I mean, we’re hip to those tricks and it’s not gonna work ultimately. It just really aggravates me even more personally, speaking from a personal perspective. These agencies report to us ultimately.
And that’s what I think they’ve forgotten to a certain degree. Nancy, I’m sorry. Natalie, your final thoughts as an attorney who has had a lot of success on this issue.
[Speaker 3]
I think it goes hand in hand with what you just said, which is when you see evidence of fireworks, take pictures, whether it be a bird washed up on the shore after July 4th or a fireworks debris washed up on the shore, because we use that. You never know what might come in handy as evidence in the courtroom or as evidence to your policymakers to advocate that they’re violating the law or should not be allowed to do something. And to your point about transparency and coastal commission or whoever, whatever agency, if something seems fishy, report it to an attorney.
There might be, I don’t think that sounds illegal, but sometimes there’s violations of the Brown Act or violations of a Public Records Act request that might be out there that govern and require and hold these agencies accountable to us. So don’t be afraid to ask a local attorney if that was legal. If something seems weird to you that a local agency did, it might not be.
And same with other types of pollution.

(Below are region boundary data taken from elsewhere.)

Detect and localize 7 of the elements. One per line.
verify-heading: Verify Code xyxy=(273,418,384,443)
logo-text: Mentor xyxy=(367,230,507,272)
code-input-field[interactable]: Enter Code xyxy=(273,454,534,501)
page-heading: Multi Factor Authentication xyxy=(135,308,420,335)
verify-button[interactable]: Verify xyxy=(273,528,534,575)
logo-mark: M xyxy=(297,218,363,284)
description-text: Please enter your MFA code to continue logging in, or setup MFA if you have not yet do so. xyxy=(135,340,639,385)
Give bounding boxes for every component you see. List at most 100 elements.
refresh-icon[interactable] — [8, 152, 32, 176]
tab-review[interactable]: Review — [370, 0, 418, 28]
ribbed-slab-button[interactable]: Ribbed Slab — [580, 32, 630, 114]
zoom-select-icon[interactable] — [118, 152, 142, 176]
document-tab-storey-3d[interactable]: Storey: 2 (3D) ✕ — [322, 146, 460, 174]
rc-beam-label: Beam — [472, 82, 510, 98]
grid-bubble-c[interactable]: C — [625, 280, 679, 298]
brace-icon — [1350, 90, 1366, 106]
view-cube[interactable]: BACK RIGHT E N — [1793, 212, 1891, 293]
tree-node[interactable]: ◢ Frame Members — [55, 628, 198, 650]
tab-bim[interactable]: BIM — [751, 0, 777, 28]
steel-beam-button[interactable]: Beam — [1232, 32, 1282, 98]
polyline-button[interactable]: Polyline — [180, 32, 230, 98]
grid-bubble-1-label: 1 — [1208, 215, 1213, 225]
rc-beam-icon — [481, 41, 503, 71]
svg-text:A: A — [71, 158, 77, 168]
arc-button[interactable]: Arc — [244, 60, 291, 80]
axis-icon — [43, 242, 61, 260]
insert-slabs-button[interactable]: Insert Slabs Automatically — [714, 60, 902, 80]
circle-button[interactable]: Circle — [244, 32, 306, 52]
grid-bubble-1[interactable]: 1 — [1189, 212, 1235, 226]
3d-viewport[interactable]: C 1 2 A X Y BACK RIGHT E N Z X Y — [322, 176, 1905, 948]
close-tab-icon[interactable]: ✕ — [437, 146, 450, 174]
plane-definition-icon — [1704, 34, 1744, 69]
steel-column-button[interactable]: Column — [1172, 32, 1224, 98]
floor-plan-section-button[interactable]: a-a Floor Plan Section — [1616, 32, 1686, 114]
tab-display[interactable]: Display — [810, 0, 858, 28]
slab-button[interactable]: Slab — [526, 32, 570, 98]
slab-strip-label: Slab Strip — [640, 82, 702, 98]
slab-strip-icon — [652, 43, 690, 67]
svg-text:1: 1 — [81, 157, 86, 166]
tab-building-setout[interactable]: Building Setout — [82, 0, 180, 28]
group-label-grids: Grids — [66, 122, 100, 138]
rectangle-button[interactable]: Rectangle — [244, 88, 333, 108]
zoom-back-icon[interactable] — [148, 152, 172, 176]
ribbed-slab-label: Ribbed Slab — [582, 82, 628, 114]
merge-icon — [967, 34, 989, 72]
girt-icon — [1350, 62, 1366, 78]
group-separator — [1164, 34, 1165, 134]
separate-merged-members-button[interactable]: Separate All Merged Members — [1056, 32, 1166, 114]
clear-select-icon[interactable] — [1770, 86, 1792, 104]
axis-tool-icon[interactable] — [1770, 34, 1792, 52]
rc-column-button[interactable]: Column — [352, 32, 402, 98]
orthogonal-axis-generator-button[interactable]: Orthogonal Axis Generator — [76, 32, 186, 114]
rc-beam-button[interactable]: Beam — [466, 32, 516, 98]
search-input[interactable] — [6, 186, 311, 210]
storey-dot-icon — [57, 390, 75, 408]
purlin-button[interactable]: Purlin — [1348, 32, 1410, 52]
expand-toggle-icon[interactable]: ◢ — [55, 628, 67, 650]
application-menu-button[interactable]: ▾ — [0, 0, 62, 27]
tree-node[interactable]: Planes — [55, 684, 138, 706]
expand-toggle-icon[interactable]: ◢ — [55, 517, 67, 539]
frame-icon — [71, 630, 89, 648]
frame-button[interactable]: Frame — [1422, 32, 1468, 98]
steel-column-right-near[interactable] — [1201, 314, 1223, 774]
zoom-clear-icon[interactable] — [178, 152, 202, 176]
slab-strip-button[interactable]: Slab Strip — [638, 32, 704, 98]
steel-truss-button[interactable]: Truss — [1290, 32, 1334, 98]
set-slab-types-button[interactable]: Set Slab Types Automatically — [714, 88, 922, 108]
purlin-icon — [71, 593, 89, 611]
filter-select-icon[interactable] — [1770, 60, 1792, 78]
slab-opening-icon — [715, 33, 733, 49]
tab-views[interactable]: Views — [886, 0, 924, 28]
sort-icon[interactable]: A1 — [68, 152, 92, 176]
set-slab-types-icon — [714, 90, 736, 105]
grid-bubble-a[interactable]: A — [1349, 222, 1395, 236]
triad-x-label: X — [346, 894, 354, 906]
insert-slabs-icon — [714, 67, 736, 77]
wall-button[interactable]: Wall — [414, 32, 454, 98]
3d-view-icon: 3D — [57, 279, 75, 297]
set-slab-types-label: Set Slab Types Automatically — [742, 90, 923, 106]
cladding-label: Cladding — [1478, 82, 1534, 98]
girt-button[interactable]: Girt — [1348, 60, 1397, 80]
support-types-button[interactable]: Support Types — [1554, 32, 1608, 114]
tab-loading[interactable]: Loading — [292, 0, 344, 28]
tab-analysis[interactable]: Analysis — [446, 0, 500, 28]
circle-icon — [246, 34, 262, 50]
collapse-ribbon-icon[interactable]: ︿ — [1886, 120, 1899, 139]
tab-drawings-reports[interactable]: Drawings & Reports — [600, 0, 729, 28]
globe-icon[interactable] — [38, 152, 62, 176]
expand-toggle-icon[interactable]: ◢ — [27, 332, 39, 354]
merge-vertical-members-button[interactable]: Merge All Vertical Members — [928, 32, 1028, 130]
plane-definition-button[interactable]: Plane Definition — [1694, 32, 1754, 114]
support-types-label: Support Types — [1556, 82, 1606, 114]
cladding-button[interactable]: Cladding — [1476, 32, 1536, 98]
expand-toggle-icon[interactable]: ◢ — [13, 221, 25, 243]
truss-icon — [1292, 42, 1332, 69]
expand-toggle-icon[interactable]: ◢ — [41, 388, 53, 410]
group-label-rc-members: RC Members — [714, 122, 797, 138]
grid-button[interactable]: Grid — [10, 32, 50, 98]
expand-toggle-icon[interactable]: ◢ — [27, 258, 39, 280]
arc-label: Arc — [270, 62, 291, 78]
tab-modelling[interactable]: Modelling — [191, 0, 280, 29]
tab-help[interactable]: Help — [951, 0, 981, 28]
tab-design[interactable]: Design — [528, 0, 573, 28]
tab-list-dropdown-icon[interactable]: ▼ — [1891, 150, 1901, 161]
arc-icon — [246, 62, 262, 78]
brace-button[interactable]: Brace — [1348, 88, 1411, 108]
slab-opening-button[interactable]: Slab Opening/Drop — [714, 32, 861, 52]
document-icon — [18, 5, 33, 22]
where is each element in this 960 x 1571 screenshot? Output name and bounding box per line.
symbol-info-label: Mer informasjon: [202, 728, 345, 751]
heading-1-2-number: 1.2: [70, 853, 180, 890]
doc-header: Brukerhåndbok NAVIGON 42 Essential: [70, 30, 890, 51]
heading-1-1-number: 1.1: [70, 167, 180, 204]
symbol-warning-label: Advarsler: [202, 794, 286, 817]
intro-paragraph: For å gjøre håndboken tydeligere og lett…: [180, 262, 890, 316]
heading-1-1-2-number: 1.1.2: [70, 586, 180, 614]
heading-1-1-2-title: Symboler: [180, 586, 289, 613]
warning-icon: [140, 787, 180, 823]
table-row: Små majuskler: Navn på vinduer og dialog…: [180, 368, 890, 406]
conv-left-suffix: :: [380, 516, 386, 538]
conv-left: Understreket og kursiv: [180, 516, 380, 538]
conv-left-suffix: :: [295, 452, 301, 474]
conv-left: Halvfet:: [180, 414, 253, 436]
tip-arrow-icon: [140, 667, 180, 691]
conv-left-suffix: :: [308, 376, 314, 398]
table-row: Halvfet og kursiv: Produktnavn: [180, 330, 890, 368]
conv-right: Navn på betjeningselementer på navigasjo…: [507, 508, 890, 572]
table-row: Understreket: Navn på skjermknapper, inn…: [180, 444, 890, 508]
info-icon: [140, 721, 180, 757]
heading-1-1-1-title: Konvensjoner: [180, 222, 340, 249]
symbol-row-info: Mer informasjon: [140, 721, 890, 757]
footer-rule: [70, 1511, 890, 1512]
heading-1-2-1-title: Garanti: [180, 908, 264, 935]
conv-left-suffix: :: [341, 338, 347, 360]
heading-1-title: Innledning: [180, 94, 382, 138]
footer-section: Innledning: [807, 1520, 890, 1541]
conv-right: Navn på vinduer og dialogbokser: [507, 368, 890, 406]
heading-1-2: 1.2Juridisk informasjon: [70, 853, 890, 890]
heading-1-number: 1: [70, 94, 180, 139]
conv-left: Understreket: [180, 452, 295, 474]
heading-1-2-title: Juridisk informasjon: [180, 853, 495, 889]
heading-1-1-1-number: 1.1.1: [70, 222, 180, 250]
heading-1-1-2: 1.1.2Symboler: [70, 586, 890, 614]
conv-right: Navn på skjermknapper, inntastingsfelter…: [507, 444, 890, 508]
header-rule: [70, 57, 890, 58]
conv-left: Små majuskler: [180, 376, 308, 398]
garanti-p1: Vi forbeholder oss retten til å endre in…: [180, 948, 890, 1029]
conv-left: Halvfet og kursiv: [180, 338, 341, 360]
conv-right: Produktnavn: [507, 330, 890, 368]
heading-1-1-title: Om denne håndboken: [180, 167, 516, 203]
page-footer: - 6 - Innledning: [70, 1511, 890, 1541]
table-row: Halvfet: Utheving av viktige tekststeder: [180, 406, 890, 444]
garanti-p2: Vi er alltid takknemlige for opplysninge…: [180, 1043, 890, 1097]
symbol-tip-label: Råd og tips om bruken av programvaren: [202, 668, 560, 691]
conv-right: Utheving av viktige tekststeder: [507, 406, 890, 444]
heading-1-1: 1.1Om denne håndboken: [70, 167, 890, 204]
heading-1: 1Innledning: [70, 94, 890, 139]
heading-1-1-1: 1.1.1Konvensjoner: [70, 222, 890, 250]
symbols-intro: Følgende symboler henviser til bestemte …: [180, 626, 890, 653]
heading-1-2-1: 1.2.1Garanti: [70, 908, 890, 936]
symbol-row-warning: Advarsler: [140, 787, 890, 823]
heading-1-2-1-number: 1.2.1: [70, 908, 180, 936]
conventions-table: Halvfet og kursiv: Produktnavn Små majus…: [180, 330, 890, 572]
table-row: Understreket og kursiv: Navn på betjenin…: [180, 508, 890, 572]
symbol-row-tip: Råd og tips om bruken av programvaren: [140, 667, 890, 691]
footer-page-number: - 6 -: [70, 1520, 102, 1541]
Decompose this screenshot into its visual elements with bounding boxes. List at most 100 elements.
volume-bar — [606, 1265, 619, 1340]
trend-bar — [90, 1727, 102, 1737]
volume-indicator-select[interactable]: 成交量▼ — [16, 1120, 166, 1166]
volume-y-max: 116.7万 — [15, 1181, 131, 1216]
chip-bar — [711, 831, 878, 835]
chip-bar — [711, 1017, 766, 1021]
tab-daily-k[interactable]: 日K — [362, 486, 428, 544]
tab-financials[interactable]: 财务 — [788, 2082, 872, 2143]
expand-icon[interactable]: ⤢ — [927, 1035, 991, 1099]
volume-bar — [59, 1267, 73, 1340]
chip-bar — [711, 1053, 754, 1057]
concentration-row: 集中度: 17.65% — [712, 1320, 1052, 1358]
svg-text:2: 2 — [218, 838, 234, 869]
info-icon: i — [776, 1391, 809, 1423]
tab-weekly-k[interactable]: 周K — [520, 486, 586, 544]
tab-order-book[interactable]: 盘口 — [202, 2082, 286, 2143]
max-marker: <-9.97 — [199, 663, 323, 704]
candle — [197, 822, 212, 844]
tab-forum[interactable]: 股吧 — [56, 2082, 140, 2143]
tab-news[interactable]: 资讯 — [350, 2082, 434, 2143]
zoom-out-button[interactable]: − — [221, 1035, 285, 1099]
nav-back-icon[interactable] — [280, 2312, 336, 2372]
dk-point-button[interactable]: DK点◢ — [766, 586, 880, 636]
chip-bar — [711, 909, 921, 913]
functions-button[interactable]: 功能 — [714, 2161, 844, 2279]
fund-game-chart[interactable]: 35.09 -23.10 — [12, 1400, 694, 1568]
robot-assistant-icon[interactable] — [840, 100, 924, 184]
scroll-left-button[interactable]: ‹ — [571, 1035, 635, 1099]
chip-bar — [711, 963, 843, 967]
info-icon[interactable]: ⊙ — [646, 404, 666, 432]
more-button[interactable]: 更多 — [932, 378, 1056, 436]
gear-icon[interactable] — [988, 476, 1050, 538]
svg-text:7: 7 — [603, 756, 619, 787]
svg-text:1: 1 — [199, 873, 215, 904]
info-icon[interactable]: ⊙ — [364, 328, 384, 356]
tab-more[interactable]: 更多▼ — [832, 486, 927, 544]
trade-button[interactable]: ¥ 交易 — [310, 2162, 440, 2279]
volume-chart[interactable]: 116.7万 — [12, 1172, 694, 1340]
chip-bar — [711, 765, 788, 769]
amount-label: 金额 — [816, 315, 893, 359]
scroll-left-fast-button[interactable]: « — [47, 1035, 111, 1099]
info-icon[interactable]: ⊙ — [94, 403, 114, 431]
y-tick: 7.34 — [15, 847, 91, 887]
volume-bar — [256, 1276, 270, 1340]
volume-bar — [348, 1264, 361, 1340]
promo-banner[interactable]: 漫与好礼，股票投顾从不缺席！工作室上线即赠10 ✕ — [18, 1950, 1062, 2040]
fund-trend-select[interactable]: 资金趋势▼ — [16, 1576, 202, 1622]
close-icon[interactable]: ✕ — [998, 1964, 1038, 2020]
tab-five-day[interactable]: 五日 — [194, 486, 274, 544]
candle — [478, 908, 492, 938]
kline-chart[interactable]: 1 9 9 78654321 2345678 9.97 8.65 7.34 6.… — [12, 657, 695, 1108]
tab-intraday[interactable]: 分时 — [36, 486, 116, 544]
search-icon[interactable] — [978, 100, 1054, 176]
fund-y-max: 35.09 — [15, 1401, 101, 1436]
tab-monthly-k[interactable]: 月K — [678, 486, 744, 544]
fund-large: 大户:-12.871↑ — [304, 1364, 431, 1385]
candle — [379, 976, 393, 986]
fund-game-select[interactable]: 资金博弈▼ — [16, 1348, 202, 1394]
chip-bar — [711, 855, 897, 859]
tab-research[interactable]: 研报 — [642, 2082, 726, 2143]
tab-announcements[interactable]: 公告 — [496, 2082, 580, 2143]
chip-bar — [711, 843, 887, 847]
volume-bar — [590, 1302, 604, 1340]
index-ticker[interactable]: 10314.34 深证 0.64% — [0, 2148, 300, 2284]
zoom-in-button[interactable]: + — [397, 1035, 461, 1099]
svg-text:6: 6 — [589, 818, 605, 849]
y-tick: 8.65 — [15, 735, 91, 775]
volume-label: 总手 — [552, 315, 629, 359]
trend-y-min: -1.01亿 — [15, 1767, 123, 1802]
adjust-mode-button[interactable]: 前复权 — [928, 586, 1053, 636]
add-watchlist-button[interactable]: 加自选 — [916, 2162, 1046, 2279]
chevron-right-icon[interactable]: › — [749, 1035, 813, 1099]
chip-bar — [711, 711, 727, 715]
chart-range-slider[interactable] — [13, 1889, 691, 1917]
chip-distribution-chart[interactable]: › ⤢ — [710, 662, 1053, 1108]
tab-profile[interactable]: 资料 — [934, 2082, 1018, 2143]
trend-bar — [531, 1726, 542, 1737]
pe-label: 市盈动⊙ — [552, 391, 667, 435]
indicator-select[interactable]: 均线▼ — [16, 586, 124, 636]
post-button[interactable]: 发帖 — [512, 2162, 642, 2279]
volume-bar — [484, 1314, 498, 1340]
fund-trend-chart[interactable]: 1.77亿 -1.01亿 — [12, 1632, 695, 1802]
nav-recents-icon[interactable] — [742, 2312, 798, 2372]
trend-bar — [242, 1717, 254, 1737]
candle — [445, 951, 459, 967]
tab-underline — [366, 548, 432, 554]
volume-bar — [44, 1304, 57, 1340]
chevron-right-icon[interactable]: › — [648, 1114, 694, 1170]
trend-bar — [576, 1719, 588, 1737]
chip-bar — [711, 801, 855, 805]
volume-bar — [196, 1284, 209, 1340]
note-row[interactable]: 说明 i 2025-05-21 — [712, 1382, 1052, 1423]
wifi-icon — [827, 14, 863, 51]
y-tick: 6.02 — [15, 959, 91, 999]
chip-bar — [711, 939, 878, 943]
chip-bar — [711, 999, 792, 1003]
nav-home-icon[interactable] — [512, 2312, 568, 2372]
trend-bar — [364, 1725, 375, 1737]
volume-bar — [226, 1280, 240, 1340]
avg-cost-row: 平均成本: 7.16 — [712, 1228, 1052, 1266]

Last thought, it’s not just fireworks that are killing our wetlands and our ecosystems and all of that. So if you spot a source of pollution, bring it up to a local nonprofit working in your area and maybe they can do something about it.
[Speaker 1]
And final thought from Christina Koo, unmute.
[Speaker 4]
Hi. Yes, so I still really firmly believe that we can use other routes to end this situation, which is through a lot of community education. And we did that recently by actually going to neighborhoods by the Bayona wetlands and actually made a lot of good contacts, resources, and we learned that folks are very supportive of protecting the environment, the wetlands, and I think they can assist with this whole fireworks issues as well.
So I think with community efforts and individuals and philanthropists and people who can donate to these causes and working along with these new drone companies, I think we just may be making some progress.
[Speaker 1]
I will say that there’s always gonna be people who object to progress. I think of that show, Downton Abbey, when they brought in refrigerators or the ice box or whatever, and Mrs. Patmore was very upset. Well, what’s gonna happen now?
It’s just human nature that people resist something that happens that is replacing something that they’re comfortable with. But honestly, just politics, even wildlife aside, I’m so sick of these fireworks shows. As a consumer, as if I were a tourist or just a person wanting to be entertained, I would find a drone show so much more entertaining.
It’s new, it’s different. How many fireworks shows do I need to see in my lifetime? So I think that there is so much possibility here.
We have to open our minds and we have to open our hearts. And we have to, as Marcia said, be relentless because these pelicans and egrets and cormorants and white-tailed hawks and even the seagulls, they cannot speak for themselves. Okay?
We have to be their voice. And we are going to stay on top of this issue. So I wanna thank everybody for joining me today.
And hopefully I hope you’re all enjoying this emergency town hall. We will stay on top of this issue. This is not the end of it.
We’ll keep you posted. Bye. Bye.
Bye.
[Speaker 5]
Bye. Bye. Bye.
Bye. Bye. It’s just a nightmare.
[Speaker 1]
That’s it, let’s see if we’re still in the air or not.